Verbakel JY., Richardson C., Elias T., Bowen J., Hassanzadeh R., Shine B., Smith I., Hayward G., Van den Bruel A., Pendlebury ST., Lasserson D.
OBJECTIVE: To ensure clinicians can rely on point-of-care testing results, we assessed agreement between point-of-care tests for creatinine, urea, sodium, potassium, calcium, Hb, INR, CRP and subsequent corresponding laboratory tests. PARTICIPANTS: Community-dwelling adults referred to a community-based acute ambulatory care unit. INTERVENTIONS: The Abbott i-STATTM (Hb, clinical chemistry, INR) and the AfinionTM Analyser (CRP) and corresponding laboratory analyses. OUTCOMES: Agreement (Bland-Altman) and bias (Passing-Bablok regression).
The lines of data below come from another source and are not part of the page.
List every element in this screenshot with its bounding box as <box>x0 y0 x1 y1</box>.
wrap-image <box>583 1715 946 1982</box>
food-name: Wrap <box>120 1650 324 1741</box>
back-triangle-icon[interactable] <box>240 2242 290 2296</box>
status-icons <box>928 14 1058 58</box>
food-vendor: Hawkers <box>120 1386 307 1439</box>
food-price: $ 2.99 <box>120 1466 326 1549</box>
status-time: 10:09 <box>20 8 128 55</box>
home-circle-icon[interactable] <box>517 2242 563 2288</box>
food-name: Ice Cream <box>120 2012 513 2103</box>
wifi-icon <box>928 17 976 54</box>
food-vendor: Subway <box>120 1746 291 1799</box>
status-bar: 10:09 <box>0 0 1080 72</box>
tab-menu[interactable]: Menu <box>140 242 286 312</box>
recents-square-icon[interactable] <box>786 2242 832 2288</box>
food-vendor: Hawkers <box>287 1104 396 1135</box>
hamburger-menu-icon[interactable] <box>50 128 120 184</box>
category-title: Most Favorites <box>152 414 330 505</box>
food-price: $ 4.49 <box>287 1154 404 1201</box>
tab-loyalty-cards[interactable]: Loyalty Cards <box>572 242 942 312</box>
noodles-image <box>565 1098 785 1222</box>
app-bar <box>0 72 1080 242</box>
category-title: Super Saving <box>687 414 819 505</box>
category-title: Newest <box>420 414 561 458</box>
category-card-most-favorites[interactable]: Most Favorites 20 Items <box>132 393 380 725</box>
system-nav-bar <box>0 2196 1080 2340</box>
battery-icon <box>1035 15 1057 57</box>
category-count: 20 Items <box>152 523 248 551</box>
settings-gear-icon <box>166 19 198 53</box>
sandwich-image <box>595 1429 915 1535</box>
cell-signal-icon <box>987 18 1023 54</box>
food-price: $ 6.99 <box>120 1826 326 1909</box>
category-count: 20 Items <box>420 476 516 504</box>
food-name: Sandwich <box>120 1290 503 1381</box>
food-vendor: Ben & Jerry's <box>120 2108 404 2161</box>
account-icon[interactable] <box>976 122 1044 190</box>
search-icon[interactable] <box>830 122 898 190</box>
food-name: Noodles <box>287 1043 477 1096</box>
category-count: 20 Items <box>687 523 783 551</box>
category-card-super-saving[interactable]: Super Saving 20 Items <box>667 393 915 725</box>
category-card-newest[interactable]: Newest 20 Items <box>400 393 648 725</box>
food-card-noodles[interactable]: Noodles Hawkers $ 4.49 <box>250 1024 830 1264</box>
RESULTS: Among 462 adults we found an absolute mean difference between point-of-care and central laboratory analyses of 6.4g/L (95%LOA -7.9 to +20.6) for haemoglobin, -0.5mmol/L (95%LOA -4.5 to +3.5) for sodium, 0.2mmol/L (95%LOA -0.6 to +0.9) for potassium, 0.0mmol/L (95%LOA -0.3 to +0.3) for calcium, 9.0 μmol/L (95%LOA -18.5 to +36.4) for creatinine, 0.0mmol/L (95%LOA -2.7 to +2.6) for urea, -0.2 (95%LOA -2.4 to +2.0) for INR, -5.0 mg/L (95%LOA -24.4 to +14.4) for CRP. CONCLUSIONS: There was acceptable agreement and bias for these analytes, except for haemoglobin and creatinine.